More usefully and perhaps "on the other side", I have a proxy on my network to block and modify requests for ads and other content I want to "censor".

> i still don't think it's a goal anyone is actively working towards and that's a bit of an hyperbolic take

now this is what Pink Floyd meant by "comfortably numb". mass cognitive dissonance and denial

> My first thought was unfortunately whether the UK and other Western nations would copy this to build their own Firewalls

Various western networking companies already sell such products to authoritarian regimes, such as Nokia[1], Blue Coat Systems[2] and Siemens[3]. China, for reasons that are well documented elsewhere, has always wanted to build it with "their tech", the only thing that's new to me is their export of such tech to Chinese-allied nations.
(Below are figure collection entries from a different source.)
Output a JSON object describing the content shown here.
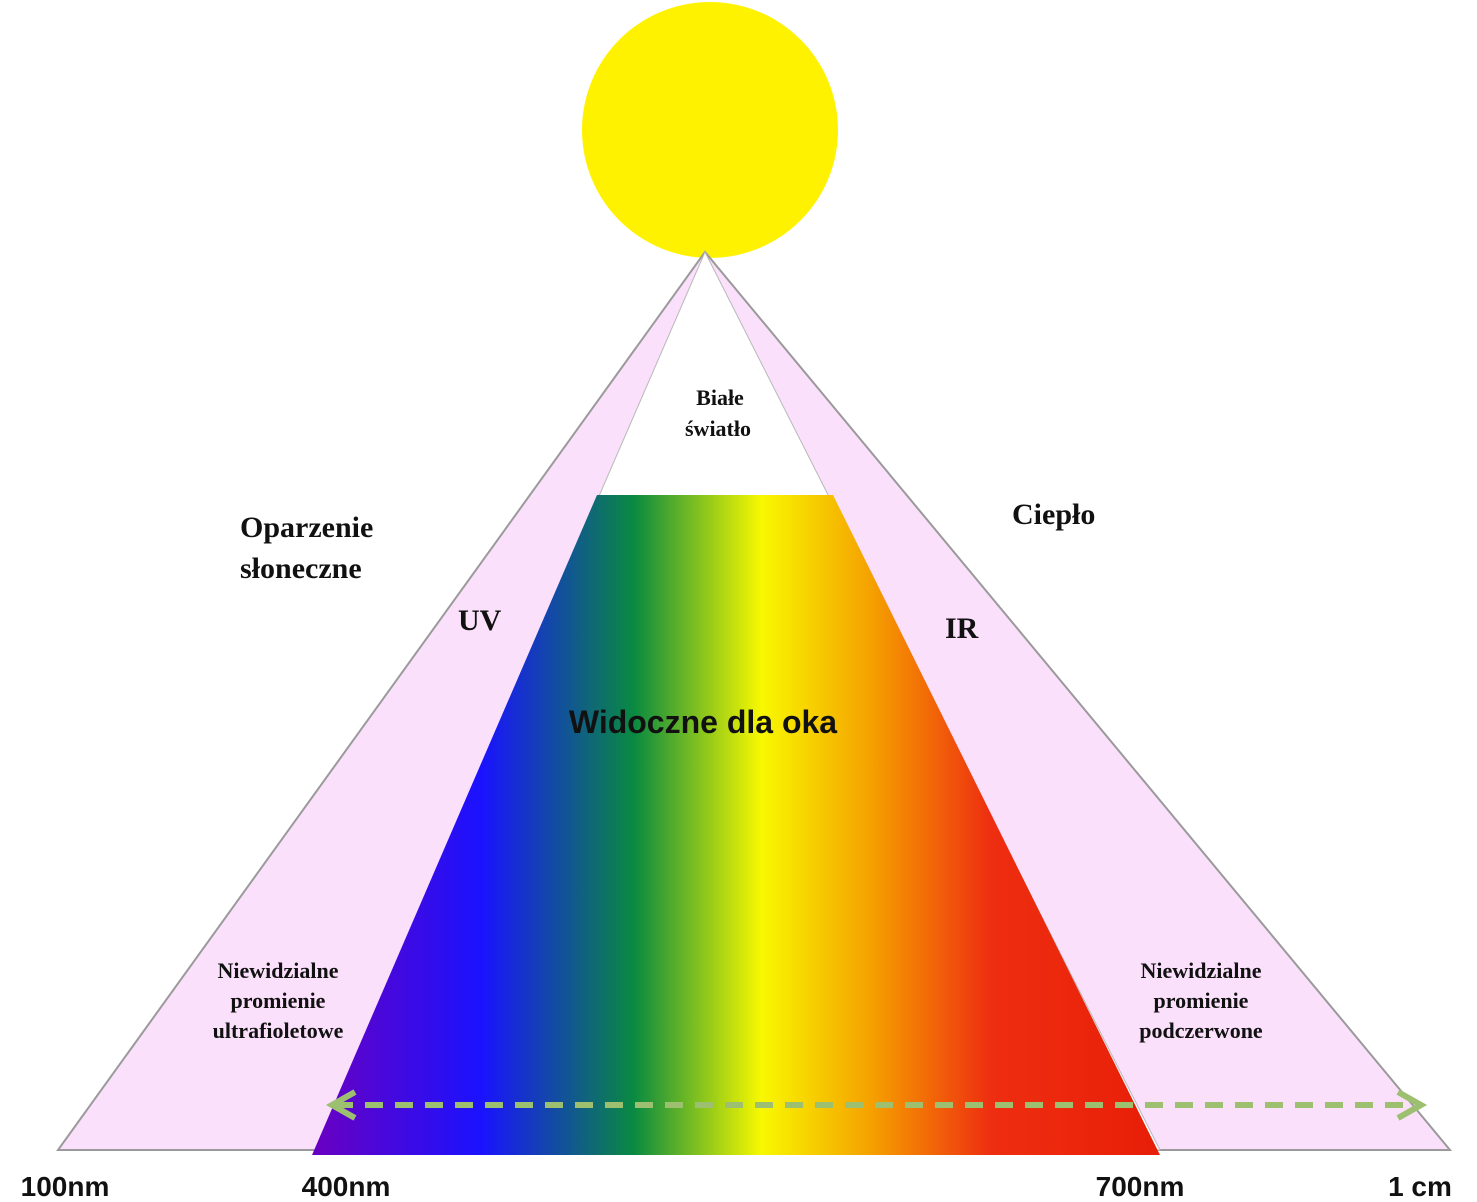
{
  "diagram": {
    "white_light": [
      "Białe",
      "światło"
    ],
    "sunburn": [
      "Oparzenie",
      "słoneczne"
    ],
    "heat": "Ciepło",
    "uv": "UV",
    "ir": "IR",
    "visible": "Widoczne dla oka",
    "uv_invisible": [
      "Niewidzialne",
      "promienie",
      "ultrafioletowe"
    ],
    "ir_invisible": [
      "Niewidzialne",
      "promienie",
      "podczerwone"
    ],
    "scale": [
      "100nm",
      "400nm",
      "700nm",
      "1 cm"
    ]
  }
}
> My second thought is how badly Chinese communism must be doing that they need such a massive effort in order to prevent their citizens from accessing information and voicing dissent.

This is a very controversial opinion, but the overton window has shifted in this respect and many people often like censorship/DPI when done for "altruistic reasons", and it was sad to see Europeans (presumably) asking for blocking of social media sites since Nepal[4] had done the same, disregarding the second-order effects it would have.

Of course, we live in interesting times, with a major western world power embracing economic policies that prioritize government ownership of industries[5], which is typically closer to communism than anything we've seen in the past :)

[1] https://www.intc.com/news-events/press-releases/detail/1748/...

  • I would like to block most popular social media as they stand today. Both Kirk and his killer are excellent examples of how our most popular social networks seem designed to drive people insane.

I for one can only access rt.com from a European country if I use a vpn. So that is step 1. The next steps will come. Our government has shown itself willing and (partly) able to block content from its citizens, regardless of their intent. Ie being pro-Putin, or wanting to study what opinions circulate in Russia to try and maintain some level human understanding for our fellow humans on the other side.

Moreover a large part of our government is willing to implement something as egregious as ChatControl. So they are not above animing extremely invasive spying tech at their own citizens.

1+1=2. All prerequisites have been met for a European “firewall”. Hate the word btw, a firewall is supposed to be a defense tool. But these censoring tools are an attack on our agency. Every time I try to access something I am not allowed to access by my overlords I hear in my head "You are not allowed to see this information citizen."

  • I‘m not sure if it‘s different in your country, but I only know about DNS-blocking mandated by the government to ISPs. And while I don’t like that in itself and the ChatControl plans are pretty invasive, I would argue that right now we’re still pretty far away from something like the great firewall (and knowing European bureaucracy I don‘t think they’re even ready to deploy something like that from a technical standpoint).

> My second thought is how badly Chinese communism must be doing that they need such a massive effort in order to prevent their citizens from accessing information and voicing dissent.

I don't quite understand why the first impulse is that it covers up government incompetence. There are other incentives for mass social control of discourse and information.

"My second thought is how badly Chinese communism must be doing that they need such a massive effort in order to ..."

China have visa-free visit policy for many countries, you could actually go there to see how "bad" it is

https://www.china-briefing.com/news/china-visa-free-travel-p...

  • You don’t get the Chinese citizen experience by visiting as a tourist. Even as a fan of western individualist values, I think it would be nice to have some of the nice things China has, like low petty criminality, high speed rail, and a modern metro system. However, there are very real problems with authoritarianism, including the tail end of covid zero which almost incited a popular uprising, getting rid of covid zero without a plan or mRNA, internal mobility control that effectively creates castes, and the lack of full rule of law.